Jeudi 7 novembre, une poignée d’eurodéputés très motivés a délaissé l’hémicycle pour tenter de renverser la tendance, en collant eux-mêmes des vignettes Nutri-Score dans les rayons de l’un des supermarchés au pied du Parlement européen à Bruxelles.

Faut-il rendre le Nutri-Score obligatoire ?

Des eurodéputés au supermarché

Parmi eux, l’écologiste Michèle Rivasi n’en démord pas : « Il faut passer à un Nutri-Score obligatoire car à l’heure actuelle, pour faire un choix avisé, il faut deux paires de lunettes ! » Le Belge Philippe Lamberts, qui vient d’apposer une vignette « E », rouge, sur une tablette de chocolat noir, lance : « Je ne vois pas au nom de quoi on peut s’opposer au Nutri-Score ! » Des collègues croates, allemands, irlandais et luxembourgeois les accompagnent. « Au Parlement, tous les députés ne sont pas encore sensibilisés à la transparence nutritionnelle, mais cela viendra », maintient une source de l’institution qui travaille depuis longtemps sur le Nutri-Score.

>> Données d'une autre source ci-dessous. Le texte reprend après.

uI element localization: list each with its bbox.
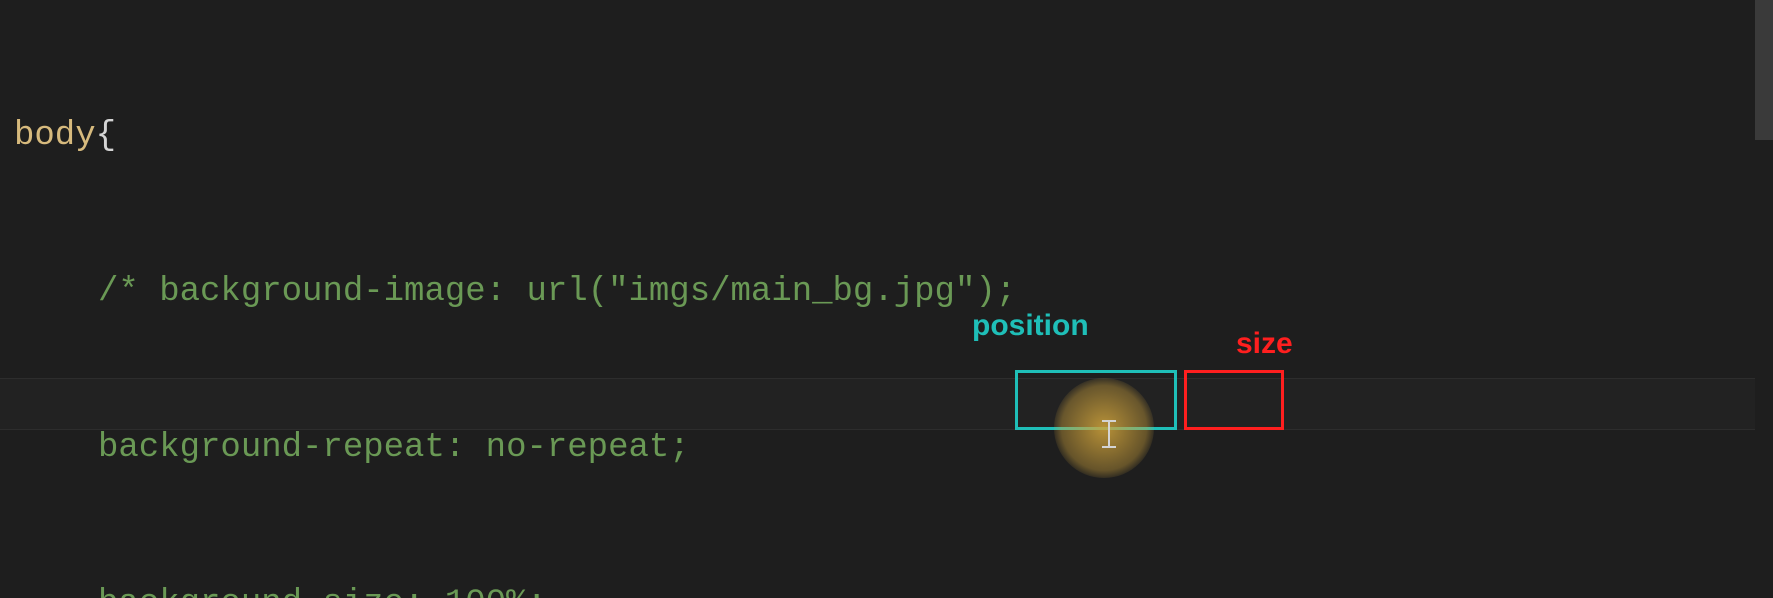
comment-token: background-repeat: no-repeat; [98,429,690,467]
code-line[interactable]: /* background-image: url("imgs/main_bg.j… [14,266,1773,318]
code-line[interactable]: body{ [14,110,1773,162]
brace-open: { [96,117,116,155]
code-editor[interactable]: body{ /* background-image: url("imgs/mai… [0,0,1773,598]
selector-token: body [14,117,96,155]
scrollbar-thumb[interactable] [1755,0,1773,140]
comment-token: background-size: 100%; [98,585,547,598]
code-line[interactable]: background-repeat: no-repeat; [14,422,1773,474]
editor-scrollbar[interactable] [1755,0,1773,598]
code-line[interactable]: background-size: 100%; [14,578,1773,598]
comment-token: /* background-image: url("imgs/main_bg.j… [98,273,1016,311]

Une initiative citoyenne européenne

En mai, une initiative citoyenne européenne a été lancée pour « demander à la Commission européenne d’imposer l’étiquetage simplifié Nutri-Score pour garantir une information nutritionnelle de qualité aux consommateurs européens et protéger leur santé ». Si cette pétition recueille un million de noms, l’exécutif européen sera obligé de se pencher sur les demandes des signataires. En attendant, les eurodéputés espèrent attirer l’attention sur ce problème sensible, au carrefour entre la santé publique, la nutrition et la grande distribution.

« Simple, pas simpliste »

Pour inciter la Commission à légiférer, le Parlement pourrait adopter une résolution réclamant de rendre obligatoire l’étiquetage mis au point par l’épidémiologiste Serge Hercberg. Celui qui n’a jamais douté de l’impact positif du logo sur la qualité nutritionnelle du panier des consommateurs fustige les lobbys de défense des intérêts de multinationales comme Kellogg’s, Mars, Mondelez et autres Coca-Cola : « Elles disent que le Nutri-Score est simpliste. Non, il est simple ! Ils le décrivent comme stigmatisant, mais il est informatif », relève-t-il.

Concrètement, la Commission pourrait proposer de rouvrir un règlement de 2011 « sur l’information des consommateurs sur les denrées alimentaires ». Franchira-t-elle le pas ? Pendant son audition devant le Parlement, la commissaire désignée à la Santé, Stella Kyriakides, s’est en tout cas engagée à soutenir l’idée de normes européennes uniques. « Je voudrais voir une approche commune à travers les États », a-t-elle déclaré. Reste à savoir si elle prendra ou non la forme du Nutri-Score.